When Kafka starts but stops very soon after with a memory allocation error like below:
 INFO [TransactionCoordinator id=3] Starting up. (kafka.coordinator.transaction.TransactionCoordinator) Java HotSpot(TM) 64-Bit Server VM warning: Attempt to protect stack guard pages failed. Java HotSpot(TM) 64-Bit Server VM warning: Attempt to deallocate stack guard pages failed.  INFO [TransactionCoordinator id=3] Startup complete. (kafka.coordinator.transaction.TransactionCoordinator) Java HotSpot(TM) 64-Bit Server VM warning: INFO: os::commit_memory(0x00007f4e0ff1b000, 12288, 0) failed; error='Cannot allocate memory' (errno=12) # # There is insufficient memory for the Java Runtime Environment to continue. # Native memory allocation (mmap) failed to map 12288 bytes for committing reserved memory. # An error report file with more information is saved as: # /opt/kafka/bin/hs_err_pid2423.log Java HotSpot(TM) 64-Bit Server VM warning: INFO: os::commit_memory(0x00007f4eed723000, 262144, 0) failed; error='Cannot allocate memory' (errno=12) [thread 139981501064960 also had an error] Java HotSpot(TM) 64-Bit Server VM warning: INFO: os::commit_memory(0x00007f4fe5cc0000, 65536, 1) failed; error='Cannot allocate memory' (errno=12) [thread 139980200949504 also had an error]
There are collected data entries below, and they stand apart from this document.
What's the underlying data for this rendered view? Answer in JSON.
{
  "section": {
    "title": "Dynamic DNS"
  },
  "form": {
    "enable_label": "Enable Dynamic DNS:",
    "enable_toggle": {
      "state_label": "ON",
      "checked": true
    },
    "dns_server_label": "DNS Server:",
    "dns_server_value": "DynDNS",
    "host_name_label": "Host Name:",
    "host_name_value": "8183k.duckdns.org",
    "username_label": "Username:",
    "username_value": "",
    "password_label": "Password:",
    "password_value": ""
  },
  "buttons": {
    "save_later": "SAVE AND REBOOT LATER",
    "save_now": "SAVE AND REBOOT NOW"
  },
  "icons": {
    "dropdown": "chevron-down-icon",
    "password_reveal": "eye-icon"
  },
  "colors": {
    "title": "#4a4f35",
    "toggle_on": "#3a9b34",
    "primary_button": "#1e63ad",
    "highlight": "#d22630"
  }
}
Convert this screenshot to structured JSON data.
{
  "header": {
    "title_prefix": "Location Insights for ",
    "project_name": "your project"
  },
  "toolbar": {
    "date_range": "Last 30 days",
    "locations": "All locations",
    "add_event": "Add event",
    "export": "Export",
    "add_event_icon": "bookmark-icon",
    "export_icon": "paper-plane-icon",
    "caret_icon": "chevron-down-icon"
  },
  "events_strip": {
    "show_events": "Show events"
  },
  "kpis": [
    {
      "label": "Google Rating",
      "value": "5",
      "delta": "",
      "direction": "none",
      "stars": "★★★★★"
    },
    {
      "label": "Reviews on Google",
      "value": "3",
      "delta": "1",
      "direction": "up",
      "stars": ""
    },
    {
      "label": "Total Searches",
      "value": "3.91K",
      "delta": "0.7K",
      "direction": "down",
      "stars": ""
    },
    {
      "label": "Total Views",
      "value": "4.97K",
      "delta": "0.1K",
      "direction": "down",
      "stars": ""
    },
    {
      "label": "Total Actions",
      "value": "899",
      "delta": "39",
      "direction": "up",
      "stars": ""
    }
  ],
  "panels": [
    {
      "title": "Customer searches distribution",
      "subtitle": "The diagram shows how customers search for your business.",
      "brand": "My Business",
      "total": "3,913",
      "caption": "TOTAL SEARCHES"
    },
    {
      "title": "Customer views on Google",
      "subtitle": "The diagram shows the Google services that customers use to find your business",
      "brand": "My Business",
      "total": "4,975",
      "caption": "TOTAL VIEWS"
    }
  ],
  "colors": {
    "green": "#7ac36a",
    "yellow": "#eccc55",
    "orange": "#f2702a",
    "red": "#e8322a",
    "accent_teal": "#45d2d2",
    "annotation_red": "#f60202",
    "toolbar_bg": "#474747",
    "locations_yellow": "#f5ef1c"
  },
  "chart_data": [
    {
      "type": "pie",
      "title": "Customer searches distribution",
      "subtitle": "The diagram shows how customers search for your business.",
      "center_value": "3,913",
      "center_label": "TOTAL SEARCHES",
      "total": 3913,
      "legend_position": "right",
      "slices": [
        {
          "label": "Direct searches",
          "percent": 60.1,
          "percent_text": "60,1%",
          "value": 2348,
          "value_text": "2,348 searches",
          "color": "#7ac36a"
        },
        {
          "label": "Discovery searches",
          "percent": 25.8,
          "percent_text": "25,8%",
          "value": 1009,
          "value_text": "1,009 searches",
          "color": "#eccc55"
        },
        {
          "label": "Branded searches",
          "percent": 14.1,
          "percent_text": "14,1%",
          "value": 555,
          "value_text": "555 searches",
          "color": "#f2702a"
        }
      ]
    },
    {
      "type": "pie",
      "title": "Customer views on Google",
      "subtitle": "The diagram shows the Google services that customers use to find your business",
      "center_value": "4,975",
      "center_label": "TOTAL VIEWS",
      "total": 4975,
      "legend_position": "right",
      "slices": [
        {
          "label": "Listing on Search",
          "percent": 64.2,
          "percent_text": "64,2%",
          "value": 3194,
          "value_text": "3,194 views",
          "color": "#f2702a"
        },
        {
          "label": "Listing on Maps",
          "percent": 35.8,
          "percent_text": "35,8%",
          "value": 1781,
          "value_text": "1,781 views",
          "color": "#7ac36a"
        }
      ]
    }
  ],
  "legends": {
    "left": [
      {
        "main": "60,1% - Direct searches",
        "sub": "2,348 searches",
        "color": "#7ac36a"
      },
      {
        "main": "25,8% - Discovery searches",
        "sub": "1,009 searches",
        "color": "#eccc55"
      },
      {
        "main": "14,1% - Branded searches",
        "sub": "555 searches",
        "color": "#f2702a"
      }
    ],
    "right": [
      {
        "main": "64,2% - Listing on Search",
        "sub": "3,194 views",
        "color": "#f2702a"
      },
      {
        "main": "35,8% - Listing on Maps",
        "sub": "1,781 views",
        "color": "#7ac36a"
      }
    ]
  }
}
Increase the maximum number of memory maps the OS is allowed to create:
sysctl -w vm.max_map_count=<number of memory maps> #default is 65536 #e.g. sysctl -w vm.max_map_count=262144
It turns out that Kafka allocates a memory map for each log file, in each partition, in each topic. When you keep kafka messages indefinitely and also have a large number of partitions it means that the process hits the limit of the number of memory maps it can allocate. This is described in detail in the kafka docs (third bullet point in that section).
To find out how many memory maps are being used by a Java process use the following:
jps -l pmap <id of kafka process> | wc -l
This is the kind of thing which will only be discovered when Kafka is restarted. It demonstrates how important it is to test restarting (i.e. failover and failback scenarios) - even in production. Being able to confidently restart is so important when things go wrong in order to restore service quickly.
This also shows the need for good monitoring of OS level values, not just application level values or simple CPU and memory consumption. In this case the number of mapped memory portions is only going to increase when keeping messages forever or experiencing more load. Knowing what to monitor is crucial and sometimes can only be understood from reading through all the documentation or finding public postmortems which you can learn from.